Le parti pris architectural

Les façades minérales sont ornées de balcons en ossature bois avec une géométrie en mouvementdiaporama
Les façades minérales sont ornées de balcons en ossature bois avec une géométrie en mouvement

Pour cela, la SUVA, propriétaire majoritaire (85%) de cet îlot aux côtés d’un propriétaire privé (5%) et de la Ville de Carouge (10%), a organisé un concours d’architecture en 2010 afin de dessiner les contours de cet ensemble en devenir. Un travail ayant été salué parmi tant d’autres: celui du cabinet Localarchitecture qui a su prendre appui sur le contexte environnant afin de ne pas détonner. «L’idée était de s’inspirer de l’îlot Carougeois typique, ouvert au public avec quatre grands passages pour que les promeneurs puissent entrer au centre de cet îlot inspiré du Vieux-Carouge et de ses placettes méditerranéennes, permettant de se rencontrer et de se rafraîchir au milieu de la végétation prévue. Nous avons d’ailleurs choisi de garder au minimum 50% de pleine terre et de placer le parking en souterrain», souligne Livia Esposito de chez Localarchitecture.

Avant de poursuivre: «Nous avons joué sur les contrastes avec des atmosphères différentes que l’on soit à l’extérieur ou à l’intérieur de l’îlot. Il y a des façades principalement minérales où l’on vient casser la rigidité de l’extérieur avec des balcons en ossature bois et une géométrie en mouvement à l’intérieur.

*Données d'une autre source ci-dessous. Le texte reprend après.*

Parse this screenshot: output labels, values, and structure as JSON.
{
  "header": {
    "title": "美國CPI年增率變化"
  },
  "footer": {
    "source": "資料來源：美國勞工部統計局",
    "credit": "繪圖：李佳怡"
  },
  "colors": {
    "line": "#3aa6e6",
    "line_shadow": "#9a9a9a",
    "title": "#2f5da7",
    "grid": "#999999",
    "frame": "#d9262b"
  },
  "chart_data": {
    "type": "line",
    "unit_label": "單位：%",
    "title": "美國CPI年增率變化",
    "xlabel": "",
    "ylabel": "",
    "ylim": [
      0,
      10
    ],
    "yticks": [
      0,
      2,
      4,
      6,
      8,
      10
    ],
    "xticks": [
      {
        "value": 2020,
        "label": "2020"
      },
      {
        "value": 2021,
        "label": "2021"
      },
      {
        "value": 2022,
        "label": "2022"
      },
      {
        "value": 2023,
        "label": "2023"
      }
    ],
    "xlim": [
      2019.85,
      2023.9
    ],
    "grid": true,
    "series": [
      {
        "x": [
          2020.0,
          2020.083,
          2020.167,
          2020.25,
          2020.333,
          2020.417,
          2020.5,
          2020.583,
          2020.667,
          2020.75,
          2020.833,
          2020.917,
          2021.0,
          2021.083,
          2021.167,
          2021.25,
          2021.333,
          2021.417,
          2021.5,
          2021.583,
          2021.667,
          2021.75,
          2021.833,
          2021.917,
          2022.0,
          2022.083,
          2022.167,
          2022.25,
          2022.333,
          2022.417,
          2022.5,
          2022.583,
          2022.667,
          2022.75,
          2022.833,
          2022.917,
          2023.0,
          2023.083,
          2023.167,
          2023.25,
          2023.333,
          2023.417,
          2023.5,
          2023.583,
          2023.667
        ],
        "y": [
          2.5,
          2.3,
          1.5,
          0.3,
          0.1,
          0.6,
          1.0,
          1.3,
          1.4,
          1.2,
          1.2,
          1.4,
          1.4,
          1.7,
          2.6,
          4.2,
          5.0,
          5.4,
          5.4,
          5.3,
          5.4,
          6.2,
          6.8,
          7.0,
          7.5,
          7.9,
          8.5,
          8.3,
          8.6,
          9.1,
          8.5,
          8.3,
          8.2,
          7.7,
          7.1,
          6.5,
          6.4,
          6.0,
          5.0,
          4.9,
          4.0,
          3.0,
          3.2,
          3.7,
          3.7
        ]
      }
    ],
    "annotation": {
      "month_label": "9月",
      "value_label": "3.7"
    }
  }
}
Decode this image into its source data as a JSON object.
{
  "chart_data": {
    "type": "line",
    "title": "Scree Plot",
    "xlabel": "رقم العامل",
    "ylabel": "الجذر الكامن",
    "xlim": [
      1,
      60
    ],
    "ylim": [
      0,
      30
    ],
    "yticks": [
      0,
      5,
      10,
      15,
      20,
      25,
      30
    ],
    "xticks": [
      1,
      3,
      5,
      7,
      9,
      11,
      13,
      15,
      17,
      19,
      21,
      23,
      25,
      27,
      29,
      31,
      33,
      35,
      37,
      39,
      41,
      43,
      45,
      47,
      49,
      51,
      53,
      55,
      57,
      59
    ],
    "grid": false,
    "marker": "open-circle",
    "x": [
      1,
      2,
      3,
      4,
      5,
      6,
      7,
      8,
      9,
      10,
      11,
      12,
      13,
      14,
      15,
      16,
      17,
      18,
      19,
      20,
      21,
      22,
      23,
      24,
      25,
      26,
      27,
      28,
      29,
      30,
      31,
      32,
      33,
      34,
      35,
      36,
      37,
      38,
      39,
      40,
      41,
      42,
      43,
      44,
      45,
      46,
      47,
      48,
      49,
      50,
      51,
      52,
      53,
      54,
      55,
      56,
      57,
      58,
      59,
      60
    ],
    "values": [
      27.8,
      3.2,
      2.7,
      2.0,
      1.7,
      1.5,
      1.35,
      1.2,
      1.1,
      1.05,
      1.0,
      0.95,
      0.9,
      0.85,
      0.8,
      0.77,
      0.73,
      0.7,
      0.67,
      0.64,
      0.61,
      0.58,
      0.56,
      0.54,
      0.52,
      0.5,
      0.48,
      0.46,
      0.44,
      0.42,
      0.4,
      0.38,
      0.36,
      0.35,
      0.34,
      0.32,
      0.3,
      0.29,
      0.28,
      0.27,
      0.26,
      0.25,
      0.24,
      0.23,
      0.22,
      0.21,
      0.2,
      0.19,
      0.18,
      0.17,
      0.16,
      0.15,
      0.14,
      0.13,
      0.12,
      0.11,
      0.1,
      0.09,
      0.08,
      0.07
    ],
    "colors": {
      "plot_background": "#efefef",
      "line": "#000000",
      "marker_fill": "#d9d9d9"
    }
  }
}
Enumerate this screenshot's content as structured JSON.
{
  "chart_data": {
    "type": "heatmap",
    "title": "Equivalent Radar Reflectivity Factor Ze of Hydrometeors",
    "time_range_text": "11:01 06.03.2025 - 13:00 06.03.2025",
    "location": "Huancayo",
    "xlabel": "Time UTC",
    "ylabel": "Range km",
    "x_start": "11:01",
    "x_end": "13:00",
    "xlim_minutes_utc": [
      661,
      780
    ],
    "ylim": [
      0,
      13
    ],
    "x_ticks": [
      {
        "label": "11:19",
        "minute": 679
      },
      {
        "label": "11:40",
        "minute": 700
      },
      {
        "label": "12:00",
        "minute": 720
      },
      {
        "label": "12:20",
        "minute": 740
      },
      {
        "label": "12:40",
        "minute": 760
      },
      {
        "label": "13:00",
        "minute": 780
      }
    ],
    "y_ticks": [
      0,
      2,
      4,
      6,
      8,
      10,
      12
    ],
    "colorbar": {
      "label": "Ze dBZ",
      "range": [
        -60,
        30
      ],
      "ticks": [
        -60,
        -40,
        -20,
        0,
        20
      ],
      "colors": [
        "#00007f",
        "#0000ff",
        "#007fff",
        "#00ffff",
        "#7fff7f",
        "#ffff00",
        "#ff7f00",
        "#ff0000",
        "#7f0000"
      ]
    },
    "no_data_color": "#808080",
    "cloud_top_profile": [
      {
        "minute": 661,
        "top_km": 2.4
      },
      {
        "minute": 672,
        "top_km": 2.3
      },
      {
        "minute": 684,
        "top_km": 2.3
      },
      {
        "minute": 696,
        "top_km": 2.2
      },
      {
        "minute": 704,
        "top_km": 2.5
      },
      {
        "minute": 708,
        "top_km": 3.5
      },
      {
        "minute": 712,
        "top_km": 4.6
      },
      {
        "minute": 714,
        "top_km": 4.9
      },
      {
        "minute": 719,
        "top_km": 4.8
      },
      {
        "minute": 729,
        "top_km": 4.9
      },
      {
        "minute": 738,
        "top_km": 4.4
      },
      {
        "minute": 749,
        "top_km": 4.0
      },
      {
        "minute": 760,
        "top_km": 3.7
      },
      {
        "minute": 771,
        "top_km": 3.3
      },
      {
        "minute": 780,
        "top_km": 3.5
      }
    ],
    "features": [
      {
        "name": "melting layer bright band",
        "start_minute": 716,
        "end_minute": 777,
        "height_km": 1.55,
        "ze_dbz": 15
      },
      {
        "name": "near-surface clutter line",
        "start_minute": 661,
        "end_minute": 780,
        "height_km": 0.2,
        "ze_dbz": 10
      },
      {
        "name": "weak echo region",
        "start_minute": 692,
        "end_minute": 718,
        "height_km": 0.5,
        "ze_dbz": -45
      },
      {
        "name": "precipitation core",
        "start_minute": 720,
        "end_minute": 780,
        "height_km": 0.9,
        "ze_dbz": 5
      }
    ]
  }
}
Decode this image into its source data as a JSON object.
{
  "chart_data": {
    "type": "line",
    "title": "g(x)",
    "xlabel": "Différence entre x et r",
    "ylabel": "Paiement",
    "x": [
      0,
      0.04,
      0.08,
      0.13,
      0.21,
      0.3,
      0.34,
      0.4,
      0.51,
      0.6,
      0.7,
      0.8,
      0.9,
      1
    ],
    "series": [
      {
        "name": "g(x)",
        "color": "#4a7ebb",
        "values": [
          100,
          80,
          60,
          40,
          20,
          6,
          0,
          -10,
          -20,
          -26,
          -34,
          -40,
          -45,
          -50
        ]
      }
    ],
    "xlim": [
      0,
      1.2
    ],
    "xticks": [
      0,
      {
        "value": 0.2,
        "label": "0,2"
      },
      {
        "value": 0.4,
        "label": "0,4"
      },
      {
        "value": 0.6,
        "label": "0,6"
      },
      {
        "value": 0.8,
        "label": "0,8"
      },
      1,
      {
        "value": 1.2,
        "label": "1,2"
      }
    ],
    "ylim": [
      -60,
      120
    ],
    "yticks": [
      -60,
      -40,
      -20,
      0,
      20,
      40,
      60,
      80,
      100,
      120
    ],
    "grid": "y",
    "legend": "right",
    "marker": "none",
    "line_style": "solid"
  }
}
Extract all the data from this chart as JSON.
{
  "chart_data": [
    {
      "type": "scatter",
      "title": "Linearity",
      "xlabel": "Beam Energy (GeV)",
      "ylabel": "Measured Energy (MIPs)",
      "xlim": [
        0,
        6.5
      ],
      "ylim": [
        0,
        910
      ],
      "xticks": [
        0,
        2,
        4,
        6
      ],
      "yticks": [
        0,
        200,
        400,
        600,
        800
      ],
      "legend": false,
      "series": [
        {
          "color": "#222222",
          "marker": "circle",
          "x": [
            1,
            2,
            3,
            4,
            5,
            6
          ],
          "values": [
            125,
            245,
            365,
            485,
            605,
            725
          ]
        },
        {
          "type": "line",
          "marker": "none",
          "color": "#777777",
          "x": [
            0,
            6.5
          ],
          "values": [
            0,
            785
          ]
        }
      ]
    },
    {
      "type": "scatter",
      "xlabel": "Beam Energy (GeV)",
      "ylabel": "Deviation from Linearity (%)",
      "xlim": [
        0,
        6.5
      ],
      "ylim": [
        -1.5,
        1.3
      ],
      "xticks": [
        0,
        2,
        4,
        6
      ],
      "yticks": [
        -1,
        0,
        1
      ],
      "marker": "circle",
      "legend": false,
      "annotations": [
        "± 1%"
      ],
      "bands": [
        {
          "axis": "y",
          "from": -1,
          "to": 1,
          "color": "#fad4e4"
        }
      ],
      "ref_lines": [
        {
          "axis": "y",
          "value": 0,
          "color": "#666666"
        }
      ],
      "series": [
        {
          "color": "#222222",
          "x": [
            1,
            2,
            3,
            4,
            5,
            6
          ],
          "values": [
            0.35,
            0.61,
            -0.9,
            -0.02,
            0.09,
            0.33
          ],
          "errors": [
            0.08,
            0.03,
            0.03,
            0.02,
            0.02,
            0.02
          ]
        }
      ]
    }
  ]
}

On transite ainsi de la sphère du voisinage très urbaine vers une sphère bien plus domestique et conviviale dans la cour intérieure.» Ceci marqué également par un changement de couleur en façade (rouge-brique dehors en référence au passé industriel et vert-familial à l’intérieur, plus naturel) et par le sol pavé qui change lui aussi de teinte, devenant de plus en plus clair lorsque l’on pénètre dans l’enceinte de l’îlot.

De même, le terrain étant en pente, les architectes ont dû s’adapter et ont effacé l’horizontalité des immeubles pour créer une nouvelle ligne de gabarits qui redessine le visuel en toiture. Un bâtiment qui pourra accueillir 284 appartements et une vraie galerie commerçante aux rez-de-chaussée qui jouera sur la transparence des devantures et des espaces traversants. Enfin, une ludothèque et un café-restaurant pour l’insertion professionnelle sont attendus ces prochains mois. «Un double usage de l’équipement a été imaginé pour cela, avec un système de cloison mobile qui permettra aux habitants d’utiliser la pièce même lorsque la ludothèque sera fermée. Le café-restaurant, qui aura des horaires étendus, devrait ouvrir le 1er avril pour aider les habitants à vivre cette transition», complète l’architecte Livia Esposito.

Un exemple pour le PAV

Mais ce mégaprojet qui devrait être livré fin novembre, ne mettra pas un point final au dessin urbanistique futur de Carouge (qui doublera à terme sa population). Le quartier étant érigé au gré des libérations de terrains, elles-mêmes dépendantes des entreprises pouvant se déplacer ou non, des activités comme celle de la menuiserie jouxtant la Cité Léopard sont encore en cours. Mais le quartier prend forme et inspirera l’autre grand projet d’extension de la ville: Praille-Acacias-Vernets (PAV). Des leçons pouvant être tirées et répétées autours des Vernets ou du secteur de Pictet pour élaborer tous ces quartiers en transition perpétuelle sur un temps long. La construction du futur centre-ville aura donc des fauxairs de Tetris et demandera de la maîtrise. Pas simple!